IEmbeddingGenerator
Key Points
IEmbeddingGenerator<TInput, TEmbedding>generates embeddings (vectors) from inputs (typically text).- Vendor-neutral: same interface for OpenAI, Azure OpenAI, Cohere, Ollama.
- Pipeline-able: caching, telemetry, batching middleware.
- Used in RAG: query → embedding → vector search → top-K chunks.
- Batch generation: pass multiple inputs; provider batches efficiently.
Setup
IEmbeddingGenerator<string, Embedding<float>> embed =
new OpenAIClient(apiKey).AsEmbeddingGenerator("text-embedding-3-small");
Basic usage
var emb = await embed.GenerateAsync("Hello world");
ReadOnlyMemory<float> vector = emb.Vector;
// vector.Length == 1536 for text-embedding-3-small
Batch
var inputs = new[] { "doc 1", "doc 2", "doc 3" };
var embeddings = await embed.GenerateAsync(inputs);
// embeddings is GeneratedEmbeddings<Embedding<float>>; iterable
foreach (var e in embeddings) Console.WriteLine(e.Vector.Length);
Provider auto-batches for efficiency.
Pipeline
embed = embed.AsBuilder()
.UseLogging(loggerFactory)
.UseOpenTelemetry()
.UseDistributedCache(cache)
.Build();
Caching especially valuable — same input = same embedding (deterministic).
DI
builder.Services.AddSingleton<IEmbeddingGenerator<string, Embedding<float>>>(sp =>
new OpenAIClient(apiKey).AsEmbeddingGenerator("text-embedding-3-small")
.AsBuilder().UseDistributedCache(sp.GetRequiredService<IDistributedCache>()).Build());
Dimension reduction
text-embedding-3 supports dimensions:
Smaller vector → cheaper storage + faster search; minor quality loss.
Use in RAG
public async Task IndexAsync(Document doc, CancellationToken ct)
{
var chunks = ChunkText(doc.Content, maxTokens: 500);
var embeddings = await _embed.GenerateAsync(chunks.Select(c => c.Text).ToArray(), ct);
var records = chunks.Zip(embeddings, (c, e) => new VectorRecord
{
Id = $"{doc.Id}:{c.Index}",
Text = c.Text,
Embedding = e.Vector
});
await _vectorStore.UpsertBatchAsync(records, ct);
}
public async Task<List<Chunk>> SearchAsync(string query, CancellationToken ct)
{
var qEmb = await _embed.GenerateAsync(query, ct);
return await _vectorStore.SearchAsync(qEmb.Vector, k: 50, ct);
}
Cost
Embedding is cheap. Cache for unchanged docs to save more.
Common providers
// OpenAI
new OpenAIClient(key).AsEmbeddingGenerator("text-embedding-3-small")
// Azure OpenAI
new AzureOpenAIClient(uri, cred).AsEmbeddingGenerator(deploymentName)
// Ollama
new OllamaEmbeddingGenerator(new Uri("http://localhost:11434"), "nomic-embed-text")

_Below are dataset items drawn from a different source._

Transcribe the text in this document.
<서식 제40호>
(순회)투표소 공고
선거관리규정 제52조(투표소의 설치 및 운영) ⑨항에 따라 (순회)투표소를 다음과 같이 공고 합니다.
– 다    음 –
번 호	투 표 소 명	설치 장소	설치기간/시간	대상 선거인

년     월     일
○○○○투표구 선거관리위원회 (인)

// Cohere (community adapter)
Caching
embed = embed.AsBuilder().UseDistributedCache(cache).Build();
// Subsequent identical input → cache hit; no API call
For ingestion of unchanged documents, save embedding cost.
Versioning
Embeddings from different model versions are NOT interchangeable. Track model name with vectors:
public class VectorRecord
{
public string Text { get; set; }
public ReadOnlyMemory<float> Embedding { get; set; }
public string EmbeddingModel { get; set; } = "text-embedding-3-small-v1";
}
When upgrading model, re-embed everything (or query with old model).
Search
Once embedded, store in vector DB. See Microsoft.Extensions.VectorData.
Quality vs cost
| Embedding | Quality | Cost |
|---|---|---|
| text-embedding-3-large | best | 6x small |
| text-embedding-3-small | good | baseline |
| voyage-3 | very good | comparable |
| Cohere embed-v3 | good multilingual | comparable |
| Open (BGE, Nomic) | OK | free (self-host) |
For most RAG: text-embedding-3-small.
Senior considerations
- Cache embeddings for unchanged input.
- Track model version with stored vectors.
- Batch ingestion: provider rate limits — batch + retry.
- Quantization: int8 storage with minimal quality loss; saves DB cost at scale.